PSO competitions are organized by five levels of skill and 10 categories. I participated in the Showcase category, where dancers aren’t actually competing against other dancers, they’re just performing. Being in Showcase as opposed to the competitive categories relieved a lot of pressure for me, especially because it was my first ever PSO event. 

As a non-binary individual, pole dancing gives me a sense of relief, because I don’t need to find ways to fit into a binary sport. The pole community accepts anyone regardless of gender, race, and size, which creates an inclusive and welcoming community.”

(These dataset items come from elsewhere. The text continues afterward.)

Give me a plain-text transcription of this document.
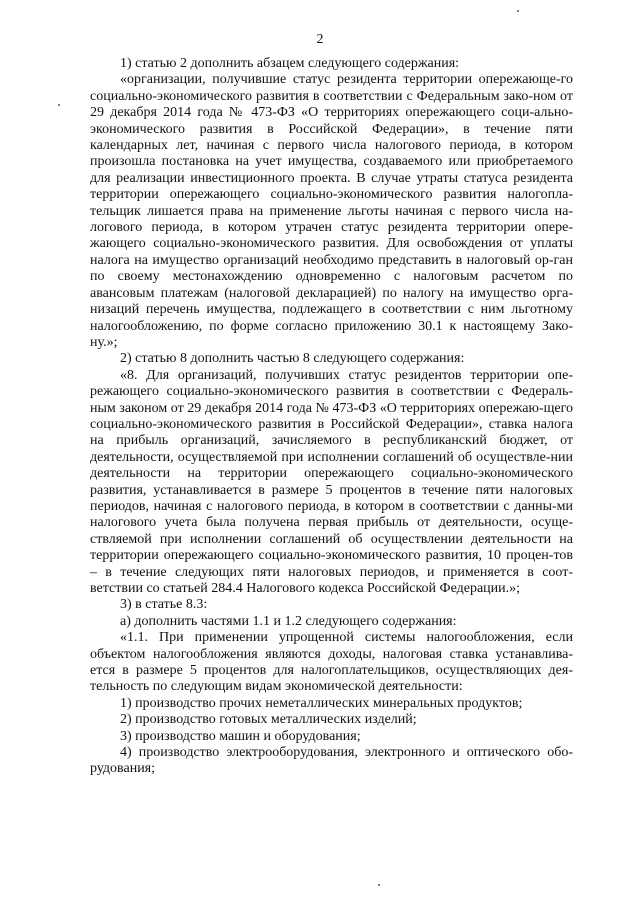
2

1) статью 2 дополнить абзацем следующего содержания:

«организации, получившие статус резидента территории опережающе-го социально-экономического развития в соответствии с Федеральным зако-ном от 29 декабря 2014 года № 473-ФЗ «О территориях опережающего соци-ально-экономического развития в Российской Федерации», в течение пяти календарных лет, начиная с первого числа налогового периода, в котором произошла постановка на учет имущества, создаваемого или приобретаемого для реализации инвестиционного проекта. В случае утраты статуса резидента территории опережающего социально-экономического развития налогопла-тельщик лишается права на применение льготы начиная с первого числа на-логового периода, в котором утрачен статус резидента территории опере-жающего социально-экономического развития. Для освобождения от уплаты налога на имущество организаций необходимо представить в налоговый ор-ган по своему местонахождению одновременно с налоговым расчетом по авансовым платежам (налоговой декларацией) по налогу на имущество орга-низаций перечень имущества, подлежащего в соответствии с ним льготному налогообложению, по форме согласно приложению 30.1 к настоящему Зако-ну.»;

2) статью 8 дополнить частью 8 следующего содержания:

«8. Для организаций, получивших статус резидентов территории опе-режающего социально-экономического развития в соответствии с Федераль-ным законом от 29 декабря 2014 года № 473-ФЗ «О территориях опережаю-щего социально-экономического развития в Российской Федерации», ставка налога на прибыль организаций, зачисляемого в республиканский бюджет, от деятельности, осуществляемой при исполнении соглашений об осуществле-нии деятельности на территории опережающего социально-экономического развития, устанавливается в размере 5 процентов в течение пяти налоговых периодов, начиная с налогового периода, в котором в соответствии с данны-ми налогового учета была получена первая прибыль от деятельности, осуще-ствляемой при исполнении соглашений об осуществлении деятельности на территории опережающего социально-экономического развития, 10 процен-тов – в течение следующих пяти налоговых периодов, и применяется в соот-ветствии со статьей 284.4 Налогового кодекса Российской Федерации.»;

3) в статье 8.3:

а) дополнить частями 1.1 и 1.2 следующего содержания:

«1.1. При применении упрощенной системы налогообложения, если объектом налогообложения являются доходы, налоговая ставка устанавлива-ется в размере 5 процентов для налогоплательщиков, осуществляющих дея-тельность по следующим видам экономической деятельности:

1) производство прочих неметаллических минеральных продуктов;

2) производство готовых металлических изделий;

3) производство машин и оборудования;

4) производство электрооборудования, электронного и оптического обо-рудования;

The day of the performance, I was incredibly nervous, even though I wasn’t technically competing. I arrived at Broadway Performance Hall at around 8 a.m. for check in and pole testing. Since I wasn’t on until 5 p.m., I left and came back around 3 p.m., when I watched other routines before going to the dressing room to stretch and prepare for my performance. The crowd was bigger than I anticipated; over 300 people were in the audience. After preparing, I waited backstage until it was my turn. They announced my name and I walked out onstage, smiling to mask my nervousness. I started my performance off with my staple advanced move, a twist grip handspring ayesha. Some of my harder moves included a broken doll variation, an inverted crucifix, and a shoulder backflip. I performed to the best of my ability, and even though I slipped up a couple of times, I left the stage incredibly proud of what I’d accomplished. I also met many incredibly kind people at PSO who helped me out and cheered me on; everyone was so nice to one another that it hardly felt like a competition and more like a close-knit community. 

Pole dancing has opened up so many opportunities for me and has helped me to meet so many incredible people who all have a different reason for dancing. I pole dance because it makes me feel happy and confident in my body and identity. I know there will always be stigma around the sport, but I hope that I can help destigmatize pole dancing by writing articles like this or posting my achievements online. No matter the looks or comments I receive, I will forever be glad I started pole dancing. I am a teenage pole dancer, and I have no shame about it.